We tend to hide our inability to cope with discouragement. The psalms provide an alternate pattern of basic, necessary, and transformative exposure. The witness of the psalms demonstrates remembering God in our pain by responding to him, the One who made us and seeks us. The psalms offer a conversational means of uniting mind and heart, honesty and truth, despair and hope, humans and their Maker.
We struggle to dwell in the tension between our pain and our need to praise, but the psalms hold us in a conversational traction. Kathleen Norris writes, “This is the danger that lies hidden in Emily Dickinson’s insight that ‘Pain—is missed—in Praise’: that we will try to jump too quickly from one to the other, omitting the necessary but treacherous journey in between, sentimentalizing both pain and praise in the proce
ss.”4 The psalms place us in paradox when we would rather detach from pain’s pressure, and they show it is only in candor with our Maker that pain can dwell with praise.
Others might not be comfortable with our most honest, desperate cries, but the psalms make it exceedingly clear God is. This is the prayer book of God’s people, written in the language of desire that situates our pain next to praise. Not hiding pain underneath praise. Not whispering about it.
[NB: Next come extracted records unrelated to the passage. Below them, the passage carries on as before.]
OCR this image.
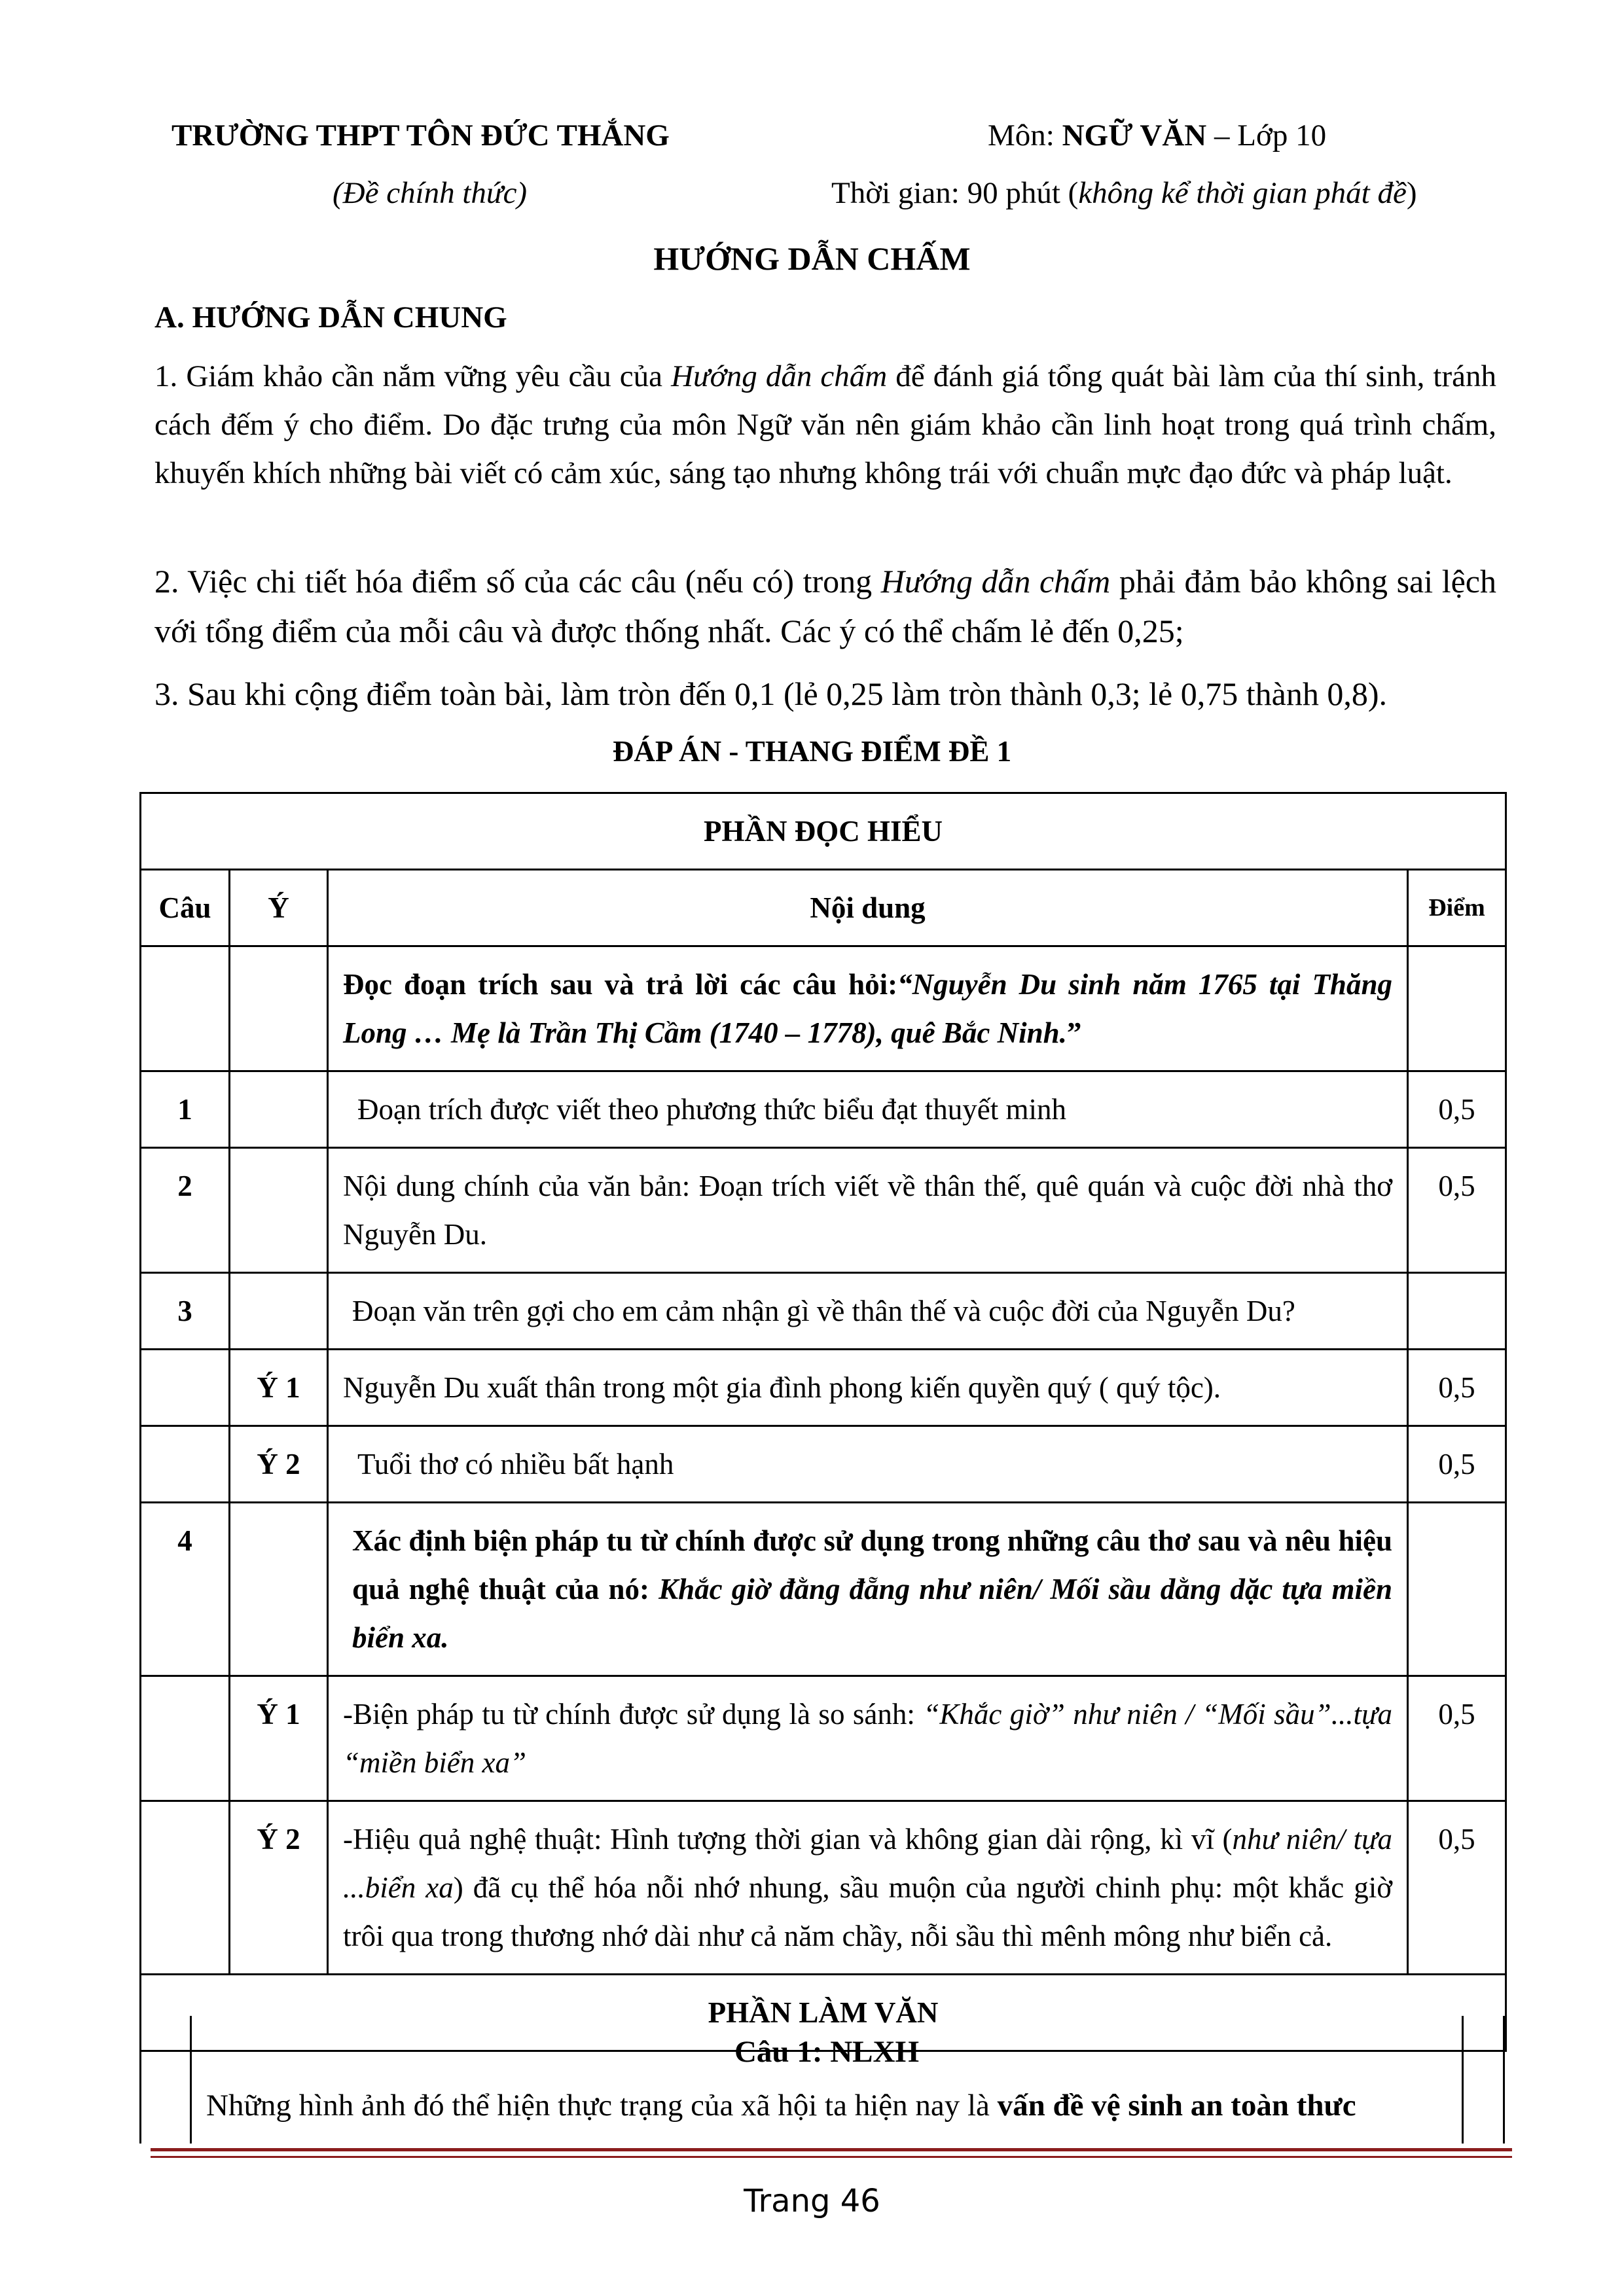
TRƯỜNG THPT TÔN ĐỨC THẮNG	Môn: NGỮ VĂN – Lớp 10
(Đề chính thức)	Thời gian: 90 phút (không kể thời gian phát đề)
HƯỚNG DẪN CHẤM
A. HƯỚNG DẪN CHUNG
1. Giám khảo cần nắm vững yêu cầu của Hướng dẫn chấm để đánh giá tổng quát bài làm của thí sinh, tránh cách đếm ý cho điểm. Do đặc trưng của môn Ngữ văn nên giám khảo cần linh hoạt trong quá trình chấm, khuyến khích những bài viết có cảm xúc, sáng tạo nhưng không trái với chuẩn mực đạo đức và pháp luật.
2. Việc chi tiết hóa điểm số của các câu (nếu có) trong Hướng dẫn chấm phải đảm bảo không sai lệch với tổng điểm của mỗi câu và được thống nhất. Các ý có thể chấm lẻ đến 0,25;
3. Sau khi cộng điểm toàn bài, làm tròn đến 0,1 (lẻ 0,25 làm tròn thành 0,3; lẻ 0,75 thành 0,8).
ĐÁP ÁN - THANG ĐIỂM ĐỀ 1
PHẦN ĐỌC HIỂU			
Câu	Ý	Nội dung	Điểm
		Đọc đoạn trích sau và trả lời các câu hỏi:“Nguyễn Du sinh năm 1765 tại Thăng Long … Mẹ là Trần Thị Cầm (1740 – 1778), quê Bắc Ninh.”	
1		Đoạn trích được viết theo phương thức biểu đạt thuyết minh	0,5
2		Nội dung chính của văn bản: Đoạn trích viết về thân thế, quê quán và cuộc đời nhà thơ Nguyễn Du.	0,5
3		Đoạn văn trên gợi cho em cảm nhận gì về thân thế và cuộc đời của Nguyễn Du?	
	Ý 1	Nguyễn Du xuất thân trong một gia đình phong kiến quyền quý ( quý tộc).	0,5
	Ý 2	Tuổi thơ có nhiều bất hạnh	0,5
4		Xác định biện pháp tu từ chính được sử dụng trong những câu thơ sau và nêu hiệu quả nghệ thuật của nó: Khắc giờ đằng đẵng như niên/ Mối sầu dằng dặc tựa miền biển xa.	
	Ý 1	-Biện pháp tu từ chính được sử dụng là so sánh: “Khắc giờ” như niên / “Mối sầu”...tựa “miền biển xa”	0,5
	Ý 2	-Hiệu quả nghệ thuật: Hình tượng thời gian và không gian dài rộng, kì vĩ (như niên/ tựa ...biển xa) đã cụ thể hóa nỗi nhớ nhung, sầu muộn của người chinh phụ: một khắc giờ trôi qua trong thương nhớ dài như cả năm chầy, nỗi sầu thì mênh mông như biển cả.	0,5
PHẦN LÀM VĂN			
Câu 1: NLXH
Những hình ảnh đó thể hiện thực trạng của xã hội ta hiện nay là vấn đề vệ sinh an toàn thưc
Trang 46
The psalms display God’s people attuned to their pain and willing to express it in striking vulnerability, defeating “our tendency to try to be holy without being human first.”5 They show us how to speak what seems unwelcome inside the doors of a church, to speak to God with frustrated urgency, as David did in Psalm 83:1: “Do not be deaf, God; do not be quiet.” This is not the language of presumption or arrogance; it is language of relationship, which lays the foundation of trust.
The language of the psalms is the primal language of need that forms trust, the relational matrix being created by the right hemisphere of the brain in a baby’s earliest months of life. Describing the relational language of the psalms and how it teaches us to pray, Eugene Peterson writes, “It is the language we use naturally at and around the great nodal points of human life when our being is emergent or centered or questioned or endangered.”6 In our culture we are much more conversant in language that distances us from our vulnerability, forming the bulk of even our prayers around ideas and requests more than the underlying reality that our existence depends on connection to another being.7 We don’t know how to communicate with God in the language of relationship, but the psalms offer us a way.
Here we find a response to God as the One who made us out of an overflow of his love, who is always seeking to enfold us in his care. The psalms show us how to acknowledge our pain with honesty. They teach us to approach God from the place of being undone instead of the prison of pretending we are self-sufficient and invulnerable. And in expressing our spitting frustration, derelict desperation, and arresting anguish, we mysteriously experience being heard. Relating to God as needy, moody, exhausted children forms hope, praise, and trust. Without vulnerability, the truth that God’s love is steadfast remains abstract. Tears, groans, and sighs create the relational atmosphere where we can allow God to parent us. Weakness acknowledged and expressed forms trust.